Esta tarde a las 16.00, en la Basílica Vaticana, el Santo Padre Francisco ha celebrado un consistorio ordinario público para la creación de cinco nuevos cardenales, la imposición de la birreta, la entrega del anillo y la asignación del Título o Diaconía.
En la apertura del consistorio, Mons. Jean Zerbo, arzobispo de Bamako (Malí), el primero de los nuevos cardenales ha dirigido al Papa unas palabras de homenaje y gratitud en nombre de todos los nuevos purpurados.
La celebración ha comenzado con el saludo, la oración y la lectura de un pasaje del evangelio según San Marcos (10, 32-45) y a continuación el Papa ha pronunciado su homilía.
Posteriormente, el Santo Padre ha leído la fórmula de creación y ha proclamado solemnemente los nombres de los nuevos cardenales anunciando el Orden presbiterial o diaconal. El rito ha continuado con la profesión de fe de los nuevos cardenales ante el pueblo de Dios y el juramento de fidelidad y obediencia al Papa Francisco y a sus sucesores.
Los nuevos cardenales, según el orden de creación se han arrodillado ante el Santo Padre que les ha impuesto el solideo y la birreta cardenalicia, les ha entregado el anillo y asignado a cada uno una iglesia de Roma como signo de participación en la solicitud pastoral del Papa en la Urbe.
Tras la consigna de la bula de creación cardenalicia y de asignación del Título o de la Diaconía, el Santo Padre Francisco ha intercambiado con cada nuevo cardenal el abrazo de la paz.
Sigue la alocución que el Santo Padre ha pronunciado durante el consistorio
Alocución del Santo Padre
«Jesús caminaba delante de ellos». Esta es la imagen que nos ofrece el Evangelio que hemos escuchado (Mc 10,32-45), y que hace de escenario también para el acto que estamos realizando: un Consistorio para la creación de nuevos Cardenales.
Jesús camina con decisión hacia Jerusalén. Sabe bien lo que allí le aguarda y ha hablado ya de ello muchas veces a sus discípulos. Pero entre el corazón de Jesús y el corazón de los discípulos hay una distancia, que sólo el Espíritu Santo podrá colmar. Jesús lo sabe; por esto tiene paciencia con ellos, habla con sinceridad y sobre todo les precede, camina delante de ellos.
A lo largo del camino, los discípulos están distraídos por intereses que no son coherentes con la «dirección» de Jesús, con su voluntad, que es una con la voluntad del Padre. Así como —hemos escuchado— los dos hermanos Santiago y Juan piensan en lo hermoso que sería sentarse uno a la derecha y el otro a la izquierda del rey de Israel (cf. v. 37). No miran la realidad. Creen que ven pero no ven, que saben pero no saben, que entienden mejor que los otros pero no entienden…

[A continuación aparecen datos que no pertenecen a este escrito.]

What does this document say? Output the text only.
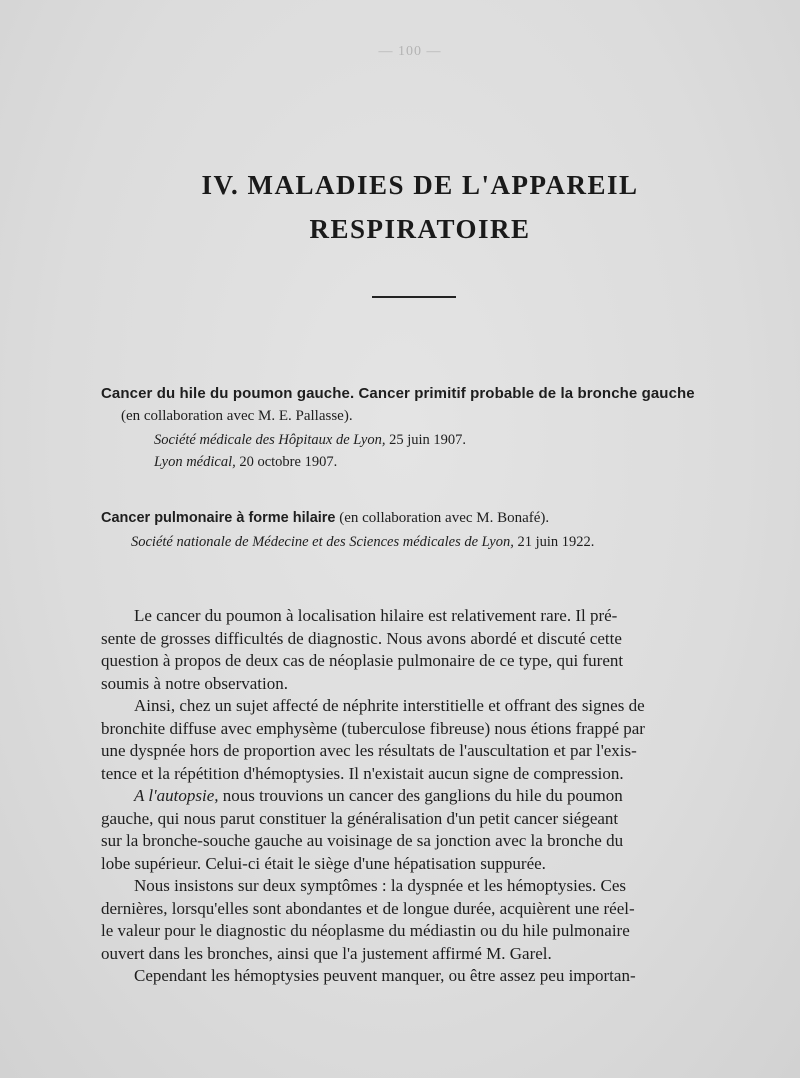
— 100 —
IV. MALADIES DE L'APPAREIL
RESPIRATOIRE
Cancer du hile du poumon gauche. Cancer primitif probable de la bronche gauche
(en collaboration avec M. E. Pallasse).
Société médicale des Hôpitaux de Lyon, 25 juin 1907.
Lyon médical, 20 octobre 1907.
Cancer pulmonaire à forme hilaire (en collaboration avec M. Bonafé).
Société nationale de Médecine et des Sciences médicales de Lyon, 21 juin 1922.

Le cancer du poumon à localisation hilaire est relativement rare. Il pré-

sente de grosses difficultés de diagnostic. Nous avons abordé et discuté cette

question à propos de deux cas de néoplasie pulmonaire de ce type, qui furent

soumis à notre observation.

Ainsi, chez un sujet affecté de néphrite interstitielle et offrant des signes de

bronchite diffuse avec emphysème (tuberculose fibreuse) nous étions frappé par

une dyspnée hors de proportion avec les résultats de l'auscultation et par l'exis-

tence et la répétition d'hémoptysies. Il n'existait aucun signe de compression.

A l'autopsie, nous trouvions un cancer des ganglions du hile du poumon

gauche, qui nous parut constituer la généralisation d'un petit cancer siégeant

sur la bronche-souche gauche au voisinage de sa jonction avec la bronche du

lobe supérieur. Celui-ci était le siège d'une hépatisation suppurée.

Nous insistons sur deux symptômes : la dyspnée et les hémoptysies. Ces

dernières, lorsqu'elles sont abondantes et de longue durée, acquièrent une réel-

le valeur pour le diagnostic du néoplasme du médiastin ou du hile pulmonaire

ouvert dans les bronches, ainsi que l'a justement affirmé M. Garel.

Cependant les hémoptysies peuvent manquer, ou être assez peu importan-
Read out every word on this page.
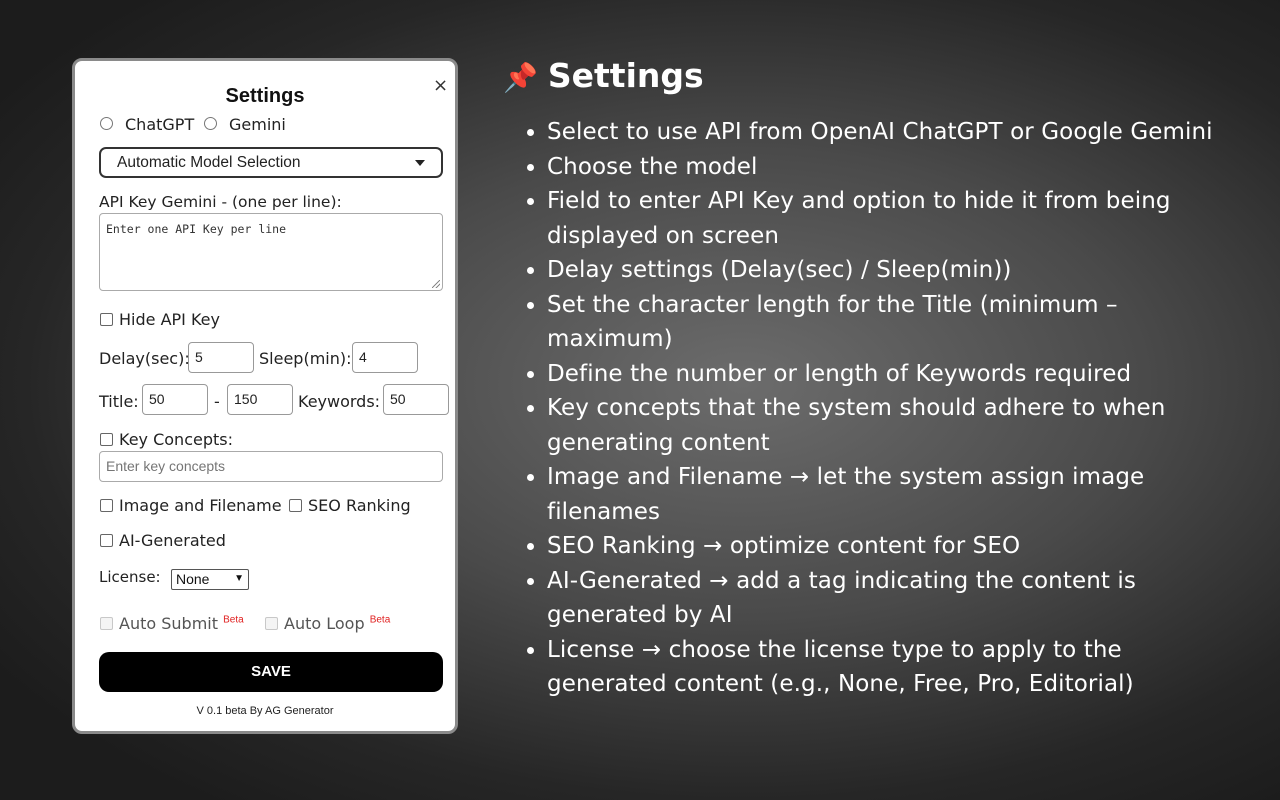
Settings	×
ChatGPT Gemini
Automatic Model Selection
API Key Gemini - (one per line):
Enter one API Key per line
Hide API Key
Delay(sec): 5	Sleep(min): 4
Title: 50	-	150	Keywords: 50
Key Concepts:
Enter key concepts
Image and Filename SEO Ranking
AI-Generated
License:	None ▼
Auto Submit $^{Beta}$	Auto Loop $^{Beta}$
SAVE
V 0.1 beta By AG Generator
📌 Settings
Select to use API from OpenAI ChatGPT or Google Gemini
Choose the model
Field to enter API Key and option to hide it from being displayed on screen
Delay settings (Delay(sec) / Sleep(min))
Set the character length for the Title (minimum – maximum)
Define the number or length of Keywords required
Key concepts that the system should adhere to when generating content
Image and Filename → let the system assign image filenames
SEO Ranking → optimize content for SEO
AI-Generated → add a tag indicating the content is generated by AI
License → choose the license type to apply to the generated content (e.g., None, Free, Pro, Editorial)
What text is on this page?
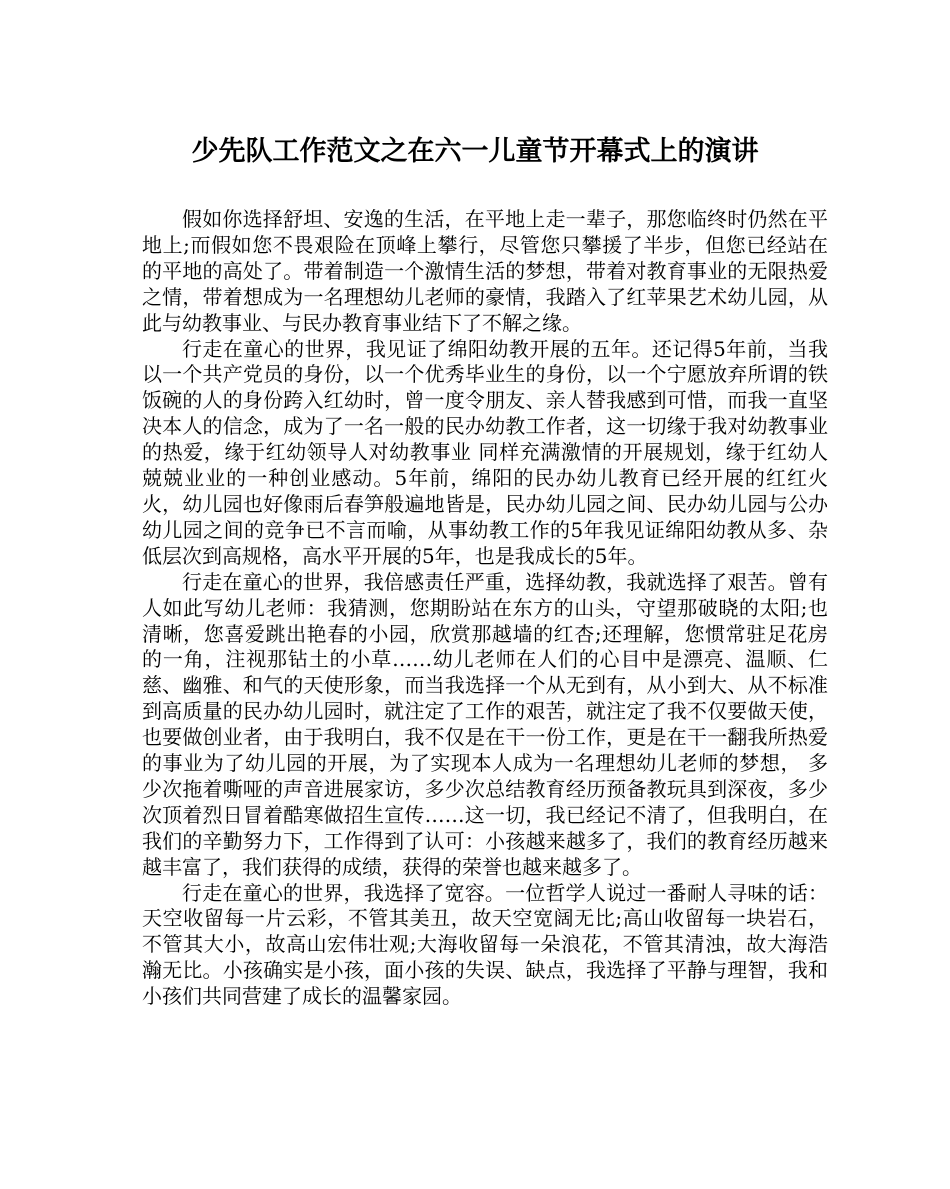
少先队工作范文之在六一儿童节开幕式上的演讲

假如你选择舒坦、安逸的生活，在平地上走一辈子，那您临终时仍然在平地上;而假如您不畏艰险在顶峰上攀行，尽管您只攀援了半步，但您已经站在的平地的高处了。带着制造一个激情生活的梦想，带着对教育事业的无限热爱之情，带着想成为一名理想幼儿老师的豪情，我踏入了红苹果艺术幼儿园，从此与幼教事业、与民办教育事业结下了不解之缘。

行走在童心的世界，我见证了绵阳幼教开展的五年。还记得5年前，当我以一个共产党员的身份，以一个优秀毕业生的身份，以一个宁愿放弃所谓的铁饭碗的人的身份跨入红幼时，曾一度令朋友、亲人替我感到可惜，而我一直坚决本人的信念，成为了一名一般的民办幼教工作者，这一切缘于我对幼教事业的热爱，缘于红幼领导人对幼教事业 同样充满激情的开展规划，缘于红幼人兢兢业业的一种创业感动。5年前，绵阳的民办幼儿教育已经开展的红红火火，幼儿园也好像雨后春笋般遍地皆是，民办幼儿园之间、民办幼儿园与公办幼儿园之间的竞争已不言而喻，从事幼教工作的5年我见证绵阳幼教从多、杂低层次到高规格，高水平开展的5年，也是我成长的5年。

行走在童心的世界，我倍感责任严重，选择幼教，我就选择了艰苦。曾有人如此写幼儿老师：我猜测，您期盼站在东方的山头，守望那破晓的太阳;也清晰，您喜爱跳出艳春的小园，欣赏那越墙的红杏;还理解，您惯常驻足花房的一角，注视那钻土的小草……幼儿老师在人们的心目中是漂亮、温顺、仁慈、幽雅、和气的天使形象，而当我选择一个从无到有，从小到大、从不标准到高质量的民办幼儿园时，就注定了工作的艰苦，就注定了我不仅要做天使，也要做创业者，由于我明白，我不仅是在干一份工作，更是在干一翻我所热爱的事业为了幼儿园的开展，为了实现本人成为一名理想幼儿老师的梦想， 多少次拖着嘶哑的声音进展家访，多少次总结教育经历预备教玩具到深夜，多少次顶着烈日冒着酷寒做招生宣传……这一切，我已经记不清了，但我明白，在我们的辛勤努力下，工作得到了认可：小孩越来越多了，我们的教育经历越来越丰富了，我们获得的成绩，获得的荣誉也越来越多了。

行走在童心的世界，我选择了宽容。一位哲学人说过一番耐人寻味的话：天空收留每一片云彩，不管其美丑，故天空宽阔无比;高山收留每一块岩石，不管其大小，故高山宏伟壮观;大海收留每一朵浪花，不管其清浊，故大海浩瀚无比。小孩确实是小孩，面小孩的失误、缺点，我选择了平静与理智，我和小孩们共同营建了成长的温馨家园。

La realidad en cambio es otra muy distinta, es la que Jesús tiene presente y la que guía sus pasos. La realidad es la cruz, es el pecado del mundo que él ha venido a tomar consigo y arrancar de la tierra de los hombres y de las mujeres. La realidad son los inocentes que sufren y mueren a causa de las guerras y el terrorismo; es la esclavitud que no cesa de pisar la dignidad también en la época de los derechos humanos; la realidad es la de los campos de prófugos que a veces se asemejan más a un infierno que a un purgatorio; la realidad es el descarte sistemático de todo lo que ya no sirve, incluidas las personas.
Esto es lo que Jesús ve mientras camina hacia Jerusalén. Durante su vida pública él ha manifestado la ternura del Padre, sanando a todos los que estaban bajo el poder del maligno (cf. Hch 10,38). Ahora sabe que ha llegado el momento de ir a lo más profundo, de arrancar la raíz del mal y por esto camina decididamente hacia la cruz.
También nosotros, hermanos y hermanos, estamos en camino con Jesús en esta vía. De modo particular me dirijo a vosotros, queridos nuevos cardenales. Jesús «camina delante de vosotros» y os pide de seguirlo con decisión en su camino. Os llama a mirar la realidad, a no distraeros por otros intereses, por otras perspectivas. Él no os ha llamado para que os convirtáis en «príncipes» en la Iglesia, para que os «sentéis a su derecha o a su izquierda». Os llama a servir como él y con él. A servir al Padre y a los hermanos. Os llama a afrontar con su misma actitud el pecado del mundo y sus consecuencias en la humanidad de hoy. Siguiéndolo, también vosotros camináis delante del pueblo santo de Dios, teniendo fija la mirada en la Cruz y en la Resurrección del Señor.
Y así, a través de la intercesión de la Virgen María, invocamos con fe el Espíritu Santo, para que reduzca toda distancia entre nuestro corazón y el corazón de Cristo, y toda nuestra vida sea un servicio a Dios y a los hermanos.